In any case, IMHO taking apart any aircraft to make it "roadable" is no easy feat. Small parts and hardware get misplaced and lost, more things get damaged inadvertently, etc. And it always takes longer than you expect. It is so much worse with something as large as a PBY too. Keeping it intact and endeavoring to make it flyable seem to me to be a much more positive and incentivizing approach to getting the job done expediently.
Latest Air Classics magazine had an article about a guy named Carlos Gomez of Florida Air Transport Inc. in Miami, coincidentally enough, who took a maintenance crew out to Tucson last year to recover a couple of surplus Convair C-131's. They apparently got them ferriable in very short order without too much trouble and then flew them "home" to Miami. Didn't take 3 years plus - and still counting....

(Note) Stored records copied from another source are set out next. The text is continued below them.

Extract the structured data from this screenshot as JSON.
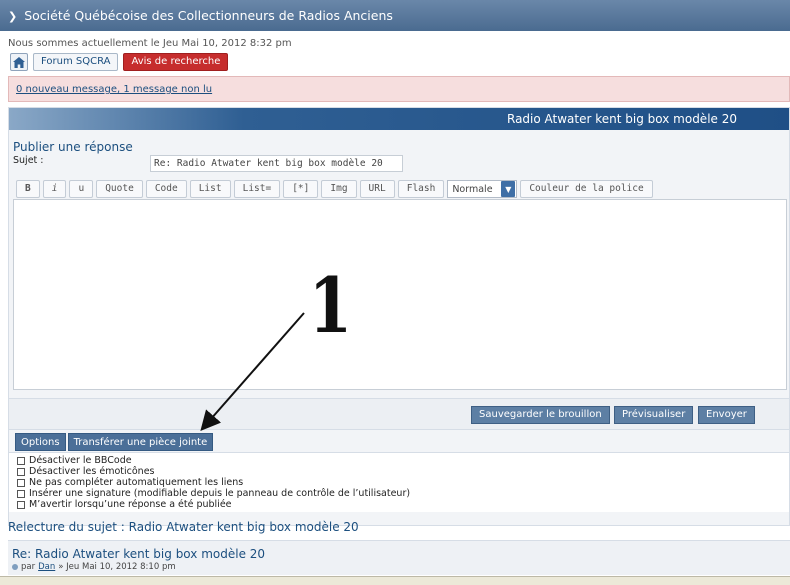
{
  "header": {
    "title": "Société Québécoise des Collectionneurs de Radios Anciens"
  },
  "dateline": "Nous sommes actuellement le Jeu Mai 10, 2012 8:32 pm",
  "nav": {
    "home_icon": "home-icon",
    "forum": "Forum SQCRA",
    "search_notice": "Avis de recherche"
  },
  "notice": {
    "text": "0 nouveau message, 1 message non lu"
  },
  "topic": {
    "title": "Radio Atwater kent big box modèle 20"
  },
  "reply": {
    "heading": "Publier une réponse",
    "subject_label": "Sujet :",
    "subject_value": "Re: Radio Atwater kent big box modèle 20"
  },
  "toolbar": {
    "buttons": [
      "B",
      "i",
      "u",
      "Quote",
      "Code",
      "List",
      "List=",
      "[*]",
      "Img",
      "URL",
      "Flash"
    ],
    "font_size_selected": "Normale",
    "font_color_label": "Couleur de la police"
  },
  "actions": {
    "save_draft": "Sauvegarder le brouillon",
    "preview": "Prévisualiser",
    "submit": "Envoyer"
  },
  "tabs": [
    "Options",
    "Transférer une pièce jointe"
  ],
  "options": [
    "Désactiver le BBCode",
    "Désactiver les émoticônes",
    "Ne pas compléter automatiquement les liens",
    "Insérer une signature (modifiable depuis le panneau de contrôle de l’utilisateur)",
    "M’avertir lorsqu’une réponse a été publiée"
  ],
  "review": {
    "heading": "Relecture du sujet : Radio Atwater kent big box modèle 20",
    "post_title": "Re: Radio Atwater kent big box modèle 20",
    "post_by": "par",
    "post_author": "Dan",
    "post_date": "» Jeu Mai 10, 2012 8:10 pm"
  },
  "annotation": {
    "number": "1"
  },
  "colors": {
    "header_blue": "#4a6b90",
    "accent_red": "#c62d2d",
    "button_blue": "#5d7fa4",
    "link_blue": "#1c4f7f"
  }
}
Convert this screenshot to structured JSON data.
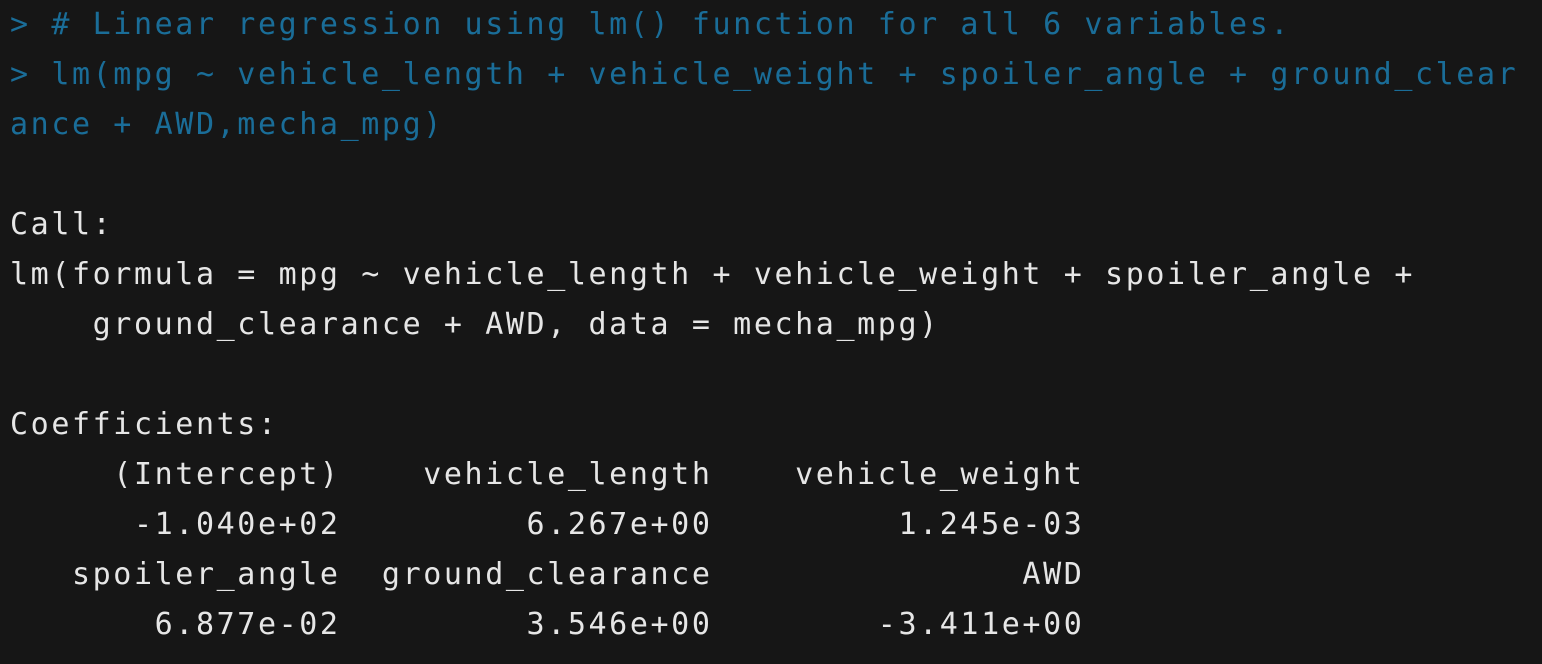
{
  "console": {
    "input_lines": [
      "> # Linear regression using lm() function for all 6 variables.",
      "> lm(mpg ~ vehicle_length + vehicle_weight + spoiler_angle + ground_clear",
      "ance + AWD,mecha_mpg)"
    ],
    "call_header": "Call:",
    "call_lines": [
      "lm(formula = mpg ~ vehicle_length + vehicle_weight + spoiler_angle + ",
      "    ground_clearance + AWD, data = mecha_mpg)"
    ],
    "coefficients_header": "Coefficients:",
    "coefficient_rows": [
      "     (Intercept)    vehicle_length    vehicle_weight",
      "      -1.040e+02         6.267e+00         1.245e-03",
      "   spoiler_angle  ground_clearance               AWD",
      "       6.877e-02         3.546e+00        -3.411e+00"
    ]
  },
  "colors": {
    "background": "#161616",
    "input_text": "#1a6d98",
    "output_text": "#e6e6e6"
  }
}
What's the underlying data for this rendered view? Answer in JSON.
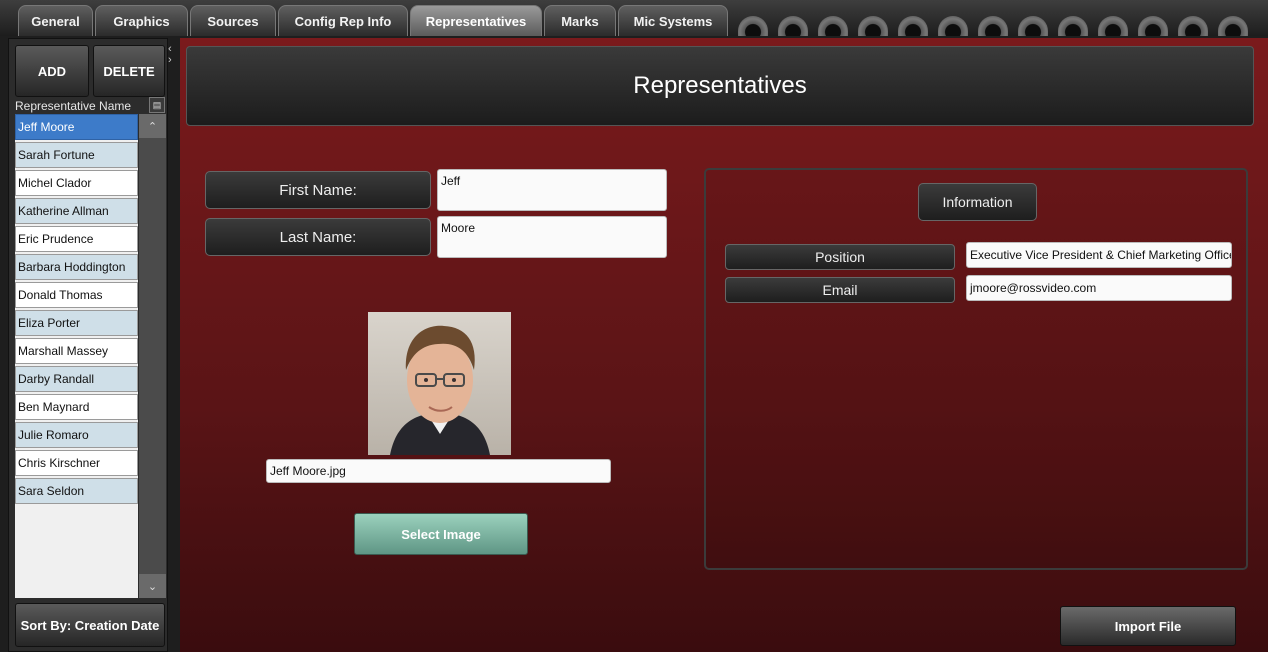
{
  "tabs": [
    {
      "label": "General",
      "active": false
    },
    {
      "label": "Graphics",
      "active": false
    },
    {
      "label": "Sources",
      "active": false
    },
    {
      "label": "Config Rep Info",
      "active": false
    },
    {
      "label": "Representatives",
      "active": true
    },
    {
      "label": "Marks",
      "active": false
    },
    {
      "label": "Mic Systems",
      "active": false
    }
  ],
  "sidebar": {
    "add_label": "ADD",
    "delete_label": "DELETE",
    "list_header": "Representative Name",
    "selected_index": 0,
    "representatives": [
      "Jeff Moore",
      "Sarah Fortune",
      "Michel Clador",
      "Katherine Allman",
      "Eric Prudence",
      "Barbara Hoddington",
      "Donald Thomas",
      "Eliza Porter",
      "Marshall Massey",
      "Darby Randall",
      "Ben Maynard",
      "Julie Romaro",
      "Chris Kirschner",
      "Sara Seldon"
    ],
    "sort_label": "Sort By: Creation Date"
  },
  "main": {
    "title": "Representatives",
    "first_name_label": "First Name:",
    "first_name_value": "Jeff",
    "last_name_label": "Last Name:",
    "last_name_value": "Moore",
    "image_filename": "Jeff Moore.jpg",
    "select_image_label": "Select Image",
    "info": {
      "title": "Information",
      "position_label": "Position",
      "position_value": "Executive Vice President & Chief Marketing Officer",
      "email_label": "Email",
      "email_value": "jmoore@rossvideo.com"
    },
    "import_label": "Import File"
  },
  "colors": {
    "accent_selected": "#3d7bc9",
    "main_background": "#6e1719",
    "select_image_button": "#7fb8a3"
  }
}
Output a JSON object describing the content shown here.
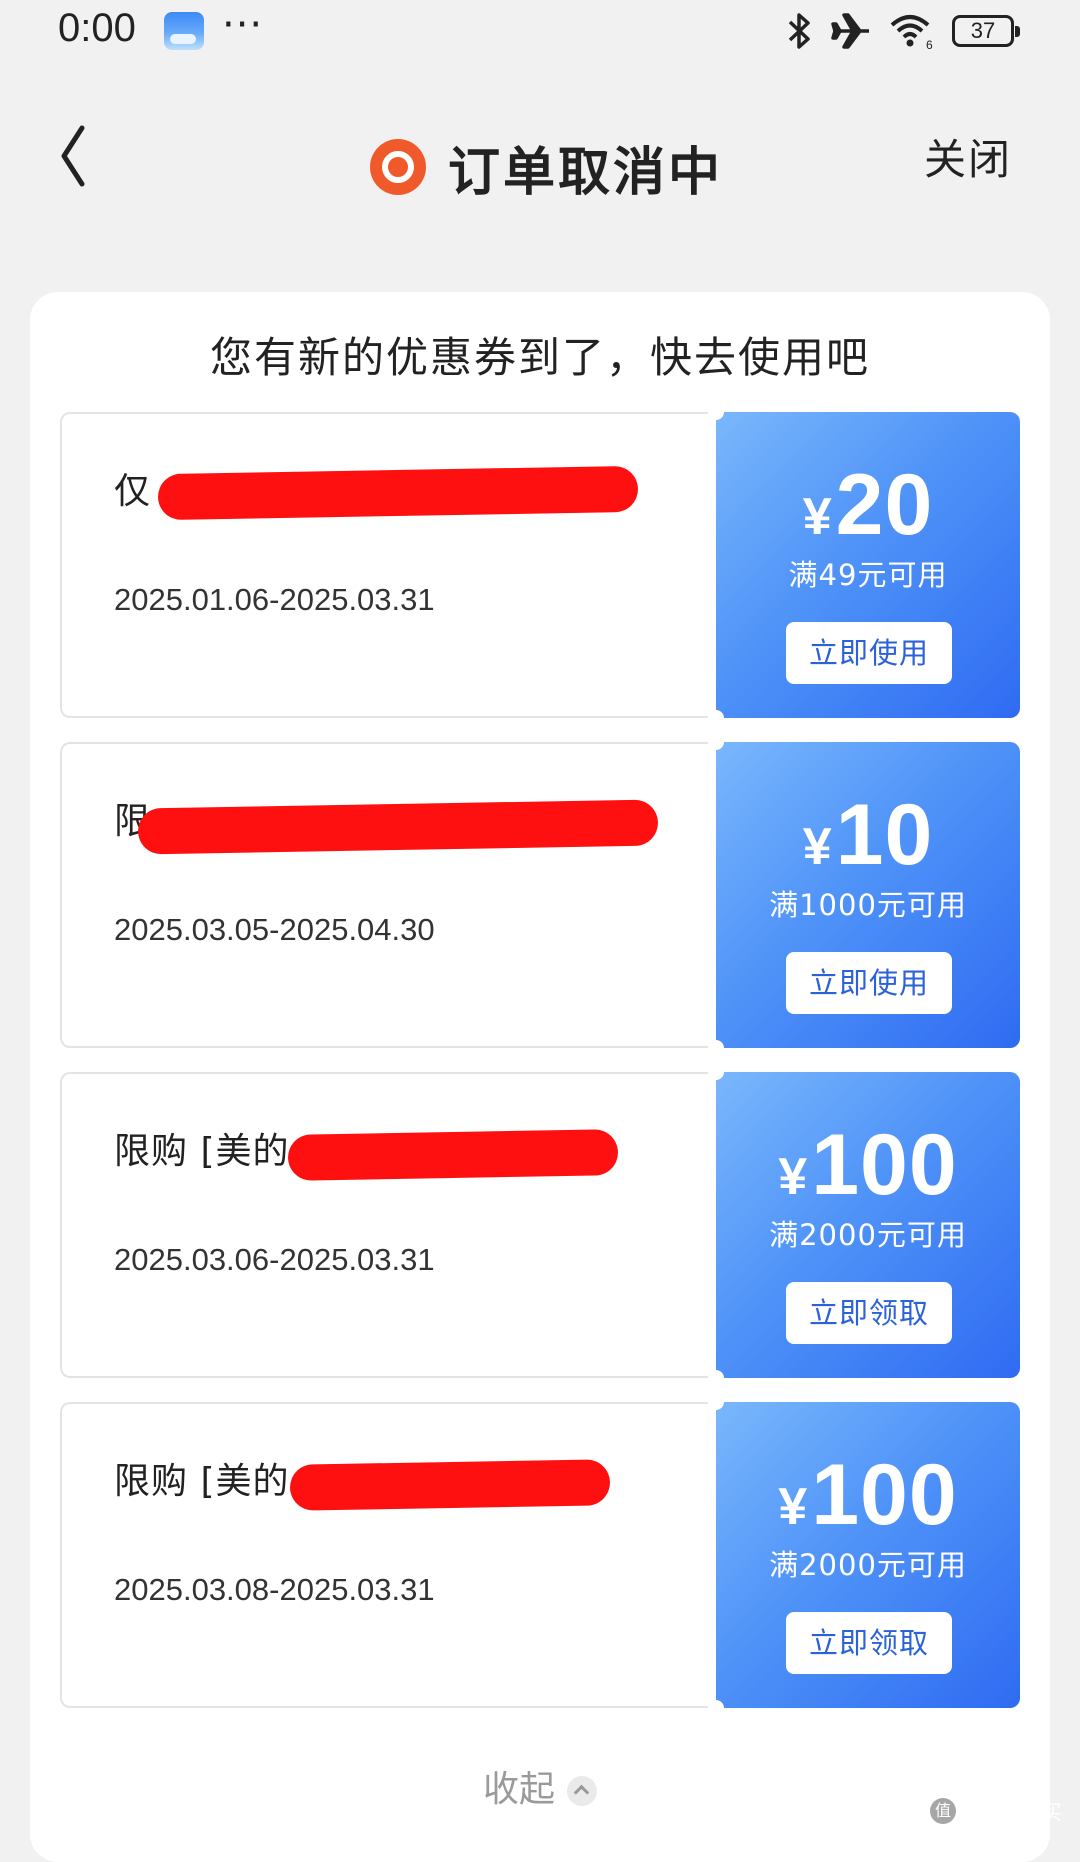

Guess it's too late now - unless the problems it has were actually much worse and they really had no choice.
Tue Feb 21, 2017 3:05 pm
From a couple weeks back. It will need some work.
Tue Feb 21, 2017 6:49 pm
Rajay wrote:We're talking about taking apart a PBY - an airplane that is 63 feet long with a wingspan of 104 feet, trucking it half-way across the country, and then re-assembling it. Seems to me that it would have been much easier and even cheaper just to pull the engines, props, and control surfaces, repair or overhaul them as necessary, and then re-install them in Miami and fly the whole airplane - if that's really "all" that it needed. They don't have to pay "retail" for the maintenance, especially not through the museum in FL at Tamiami - just send a couple of their own mechanics down there for a week or two at a time to get it done in stages - or hire temps for a short-term contract. That way, it wouldn't still be sitting there 3 years later (Cavanaugh apparently bought it November 2013 according to the current registration.).
Yanks tried to do that with theirs but the corrosion was too extensive. They had to truck it to Chino.